En cas de réponse affirmative, quelle procédure de rectification doit-elle suivre ?

– Un risque de rectification malgré l'absence de texte légal. – Bien que la loi fiscale soit silencieuse sur cette question, une jurisprudence séculaire décide que le prix des loyers stipulé dans les baux doit être augmenté du montant de la libéralité que le propriétaire a entendu faire à son locataire, lorsque ce prix est anormalement bas 172. La jurisprudence rendue sur la question l'a été principalement dans des affaires de baux familiaux et les solutions qui ont pu être dégagées et affinées au fils du temps sont aujourd'hui relayées dans la base BOFiP dans les termes suivants : « L'administration peut, sous le contrôle du juge, rectifier le revenu déclaré en majorant le prix du loyer du montant de la libéralité que le propriétaire a consentie à son locataire. Deux conditions cumulatives doivent être satisfaites :
  • le prix de la location doit être nettement inférieur à la valeur locative normale de l'immeuble loué ;
  • le propriétaire n'est pas en mesure d'établir que des circonstances indépendantes de sa volonté font obstacle à la location de l'immeuble à son prix normal »173.
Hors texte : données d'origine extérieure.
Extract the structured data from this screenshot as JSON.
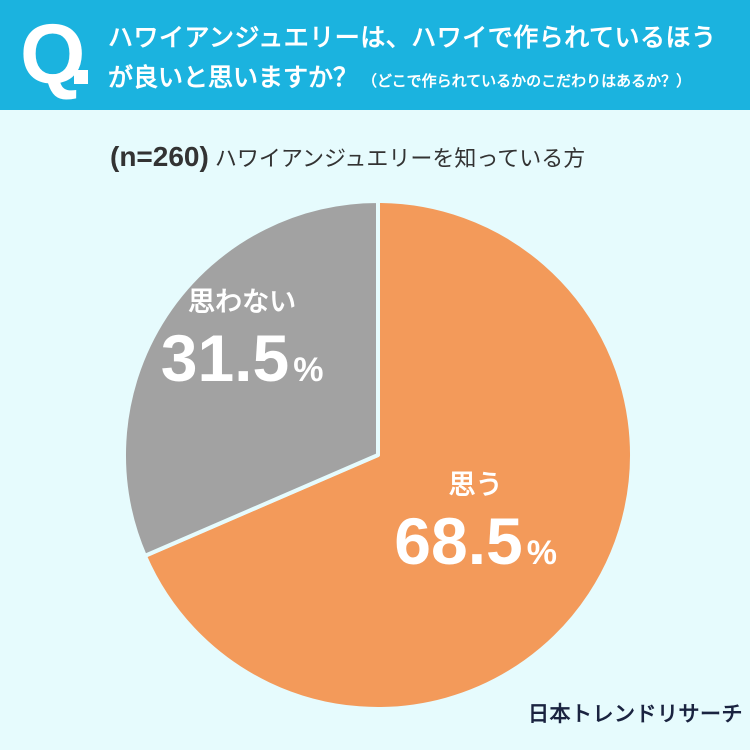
{
  "question": {
    "mark": "Q",
    "line1": "ハワイアンジュエリーは、ハワイで作られているほう",
    "line2": "が良いと思いますか？",
    "note": "（どこで作られているかのこだわりはあるか？）"
  },
  "subtitle": {
    "sample": "(n=260)",
    "audience": "ハワイアンジュエリーを知っている方"
  },
  "brand": "日本トレンドリサーチ",
  "colors": {
    "header": "#1bb3df",
    "background": "#e6fbfd",
    "yes": "#f39a5a",
    "no": "#a2a2a2",
    "separator": "#e6fbfd"
  },
  "chart_data": {
    "type": "pie",
    "slices": [
      {
        "label": "思う",
        "value": 68.5,
        "display": "68.5",
        "unit": "%",
        "color": "#f39a5a"
      },
      {
        "label": "思わない",
        "value": 31.5,
        "display": "31.5",
        "unit": "%",
        "color": "#a2a2a2"
      }
    ],
    "start": "12 o'clock",
    "direction": "clockwise"
  }
}
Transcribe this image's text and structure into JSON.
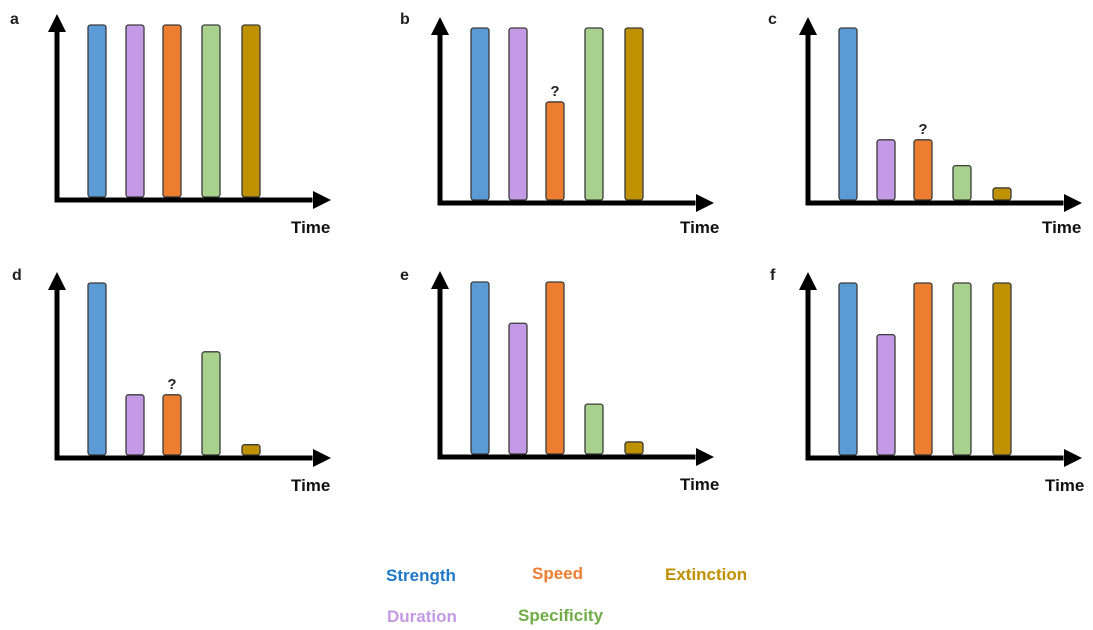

La procédure de rectification ne repose pas sur l'abus de droit mais sur une simple méthode par comparaison, notamment avec les loyers pratiqués pour des immeubles analogues174. On peut également imaginer que la tâche de l'administration sera considérablement facilitée si le bail familial fait suite à un précédent bail conclu aux conditions du marché.
– Une solution jurisprudentielle fondée sur le principe de libre disposition du revenu. – La solution qui vient d'être exposée peut surprendre. Elle interroge en effet au regard du principe de légalité de l'impôt. Pour mémoire, ce principe fondamental du droit fiscal, qui figure à la fois dans le préambule de la Constitution175 et dans la Constitution elle-même176, fixe une compétence exclusive du législateur pour la détermination de l'assiette de l'impôt. Or, les textes légaux qui régissent l'assiette de perception du revenu foncier ne font aucune mention de la valeur vénale réelle du revenu locatif177. Malgré tout, il paraît difficile de combattre cette solution dans la mesure où elle paraît pouvoir s'appuyer sur un principe qui gouverne l'impôt sur le revenu : le principe d'imposition sur le revenu disponible. On sait en effet qu'aux termes de l'article 156 du Code général des impôts : « L'impôt sur le revenu est établi d'après le montant total du revenu net annuel dont dispose chaque foyer fiscal ». Or, la notion de revenu disponible a toujours été entendue d'une manière très large : il est évident qu'un revenu effectivement encaissé par le contribuable constitue un revenu disponible.
Cependant, tout revenu dont le contribuable décide de son propre gré de ne pas percevoir le montant est assimilé à un revenu disponible178. À notre avis, la jurisprudence séculaire que nous avons évoquée en matière de revenu foncier peut s'appuyer sur ce principe afin de considérer que le bailleur a renoncé de son plein gré à percevoir le véritable revenu locatif de l'immeuble. Le contribuable a de quoi être abasourdi : d'une part, les aides personnelles au logement sont refusées au bail familial dans la mesure où il incombe à la famille de se « serrer les coudes » plutôt que de mettre à contribution la solidarité nationale179 et, d'autre part, le bailleur qui applique ce principe risque d'être redressé au titre des revenus fonciers. Est-ce réellement cohérent de payer des impôts sur des sommes qui n'ont pas été touchées alors que l'effort fourni par le bailleur permet de décharger la solidarité nationale ?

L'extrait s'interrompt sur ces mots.